Oracle, of course, would like to score a decisive victory, and by poor-mouthing its own strength, hopes to encourage every possible shareholder to tender. A big victory would also give Oracle another argument to convince a Delaware judge that he should force PeopleSoft to drop its poison-pill anti-takeover defenses.
To be sure, both sides have a base of fairly certain votes. Approximately 25% to 30% of the outstanding shares of PeopleSoft are held by arbitragers or arbitrage-related institutions that have little to lose by tendering. Additionally, Capital Guardian Trust, which owns 10.2% of shares, plus a number of smaller funds holding another 2% have announced their intention to "vote" for Oracle.

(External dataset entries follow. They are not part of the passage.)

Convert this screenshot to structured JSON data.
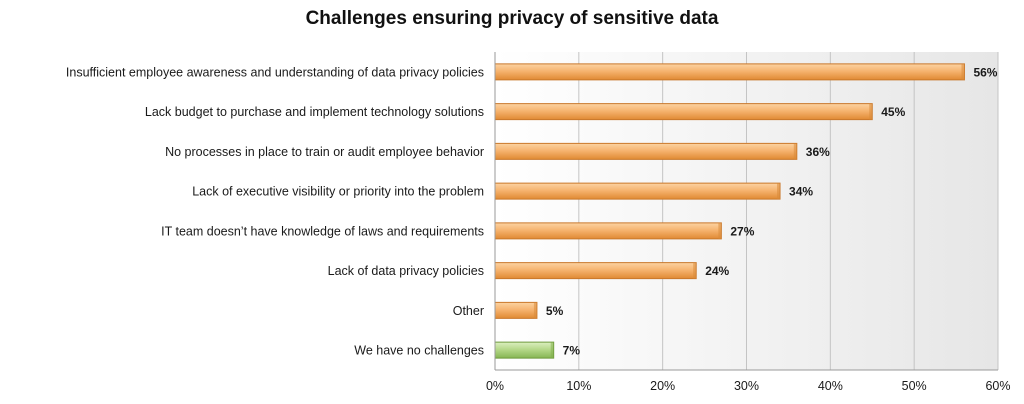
{
  "chart_data": {
    "type": "bar",
    "orientation": "horizontal",
    "title": "Challenges ensuring privacy of sensitive data",
    "xlabel": "",
    "ylabel": "",
    "xlim": [
      0,
      60
    ],
    "x_ticks": [
      "0%",
      "10%",
      "20%",
      "30%",
      "40%",
      "50%",
      "60%"
    ],
    "grid": "vertical",
    "legend": "none",
    "categories": [
      "Insufficient employee awareness and understanding of data privacy policies",
      "Lack budget to purchase and implement technology solutions",
      "No processes in place to train or audit employee behavior",
      "Lack of executive visibility or priority into the problem",
      "IT team doesn’t have knowledge of laws and requirements",
      "Lack of data privacy policies",
      "Other",
      "We have no challenges"
    ],
    "values": [
      56,
      45,
      36,
      34,
      27,
      24,
      5,
      7
    ],
    "data_labels": [
      "56%",
      "45%",
      "36%",
      "34%",
      "27%",
      "24%",
      "5%",
      "7%"
    ],
    "colors": [
      "#f2a14b",
      "#f2a14b",
      "#f2a14b",
      "#f2a14b",
      "#f2a14b",
      "#f2a14b",
      "#f2a14b",
      "#9bc46a"
    ]
  }
}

PeopleSoft's management can count on Private Capital Management to tender their 9.6%, and the tally grows to nearly 20% when the votes of insiders and others who have announced are added.
A big question mark: How will the index funds, which control approximately 10% of the shares, vote? Although there's some confusion about whether managers of index funds can tender at all, William Lawlor, who heads the M&A practice of the Philadelphia-based law firm Dechert LLP says there's no reason why index funds as a class could not tender, but whether they will is unclear. "Several index funds are passive because they are buying a composite of companies and do not look at individual company dynamics, (but) others approach it on a case-by-case basis, consistent with their investment charter," he said.
Sanford C. Bernstein analyst Charlie Di Bona believes the outcome of the tender will be close. "I think it's almost too close to call, but there's a slight bias toward getting them
PeopleSoft shares," he said. "The price is generous enough and a lot of institutional investors either will want the $24 or at least will want to keep Oracle in the game."
Di Bona acknowledged it's difficult to say how many PeopleSoft shareholders are tendering shares in the hope Oracle eventually raises the bid -- something he opposes. But he noted that Oracle will lose even more credibility if it raises its bid, which Oracle has called its "best and final offer." Oracle already has reversed course once, telling a Delaware judge it could lower its bid and then raising it.
Caving again could hurt Oracle's plans for future acquisitions, Di Bona said. "They've already hurt their credibility, and you don't need to throw what's left of it out the window," he said. (Di Bona has an underperform rating on PeopleSoft and outperform rating on Oracle; his firm doesn't do investment banking but its parent, Alliance Capital, holds PeopleSoft shares.)
There's one other twist: At least some of the shareholders who are going to tender are not convinced that $24 a share is the best they can get, no matter how many times Oracle says the offer is "its best and final." You'll hear how the vote came out by late Friday night. But you can count on the war to rage for another three months.
Staff reporter Ronna Abramson contributed to this article.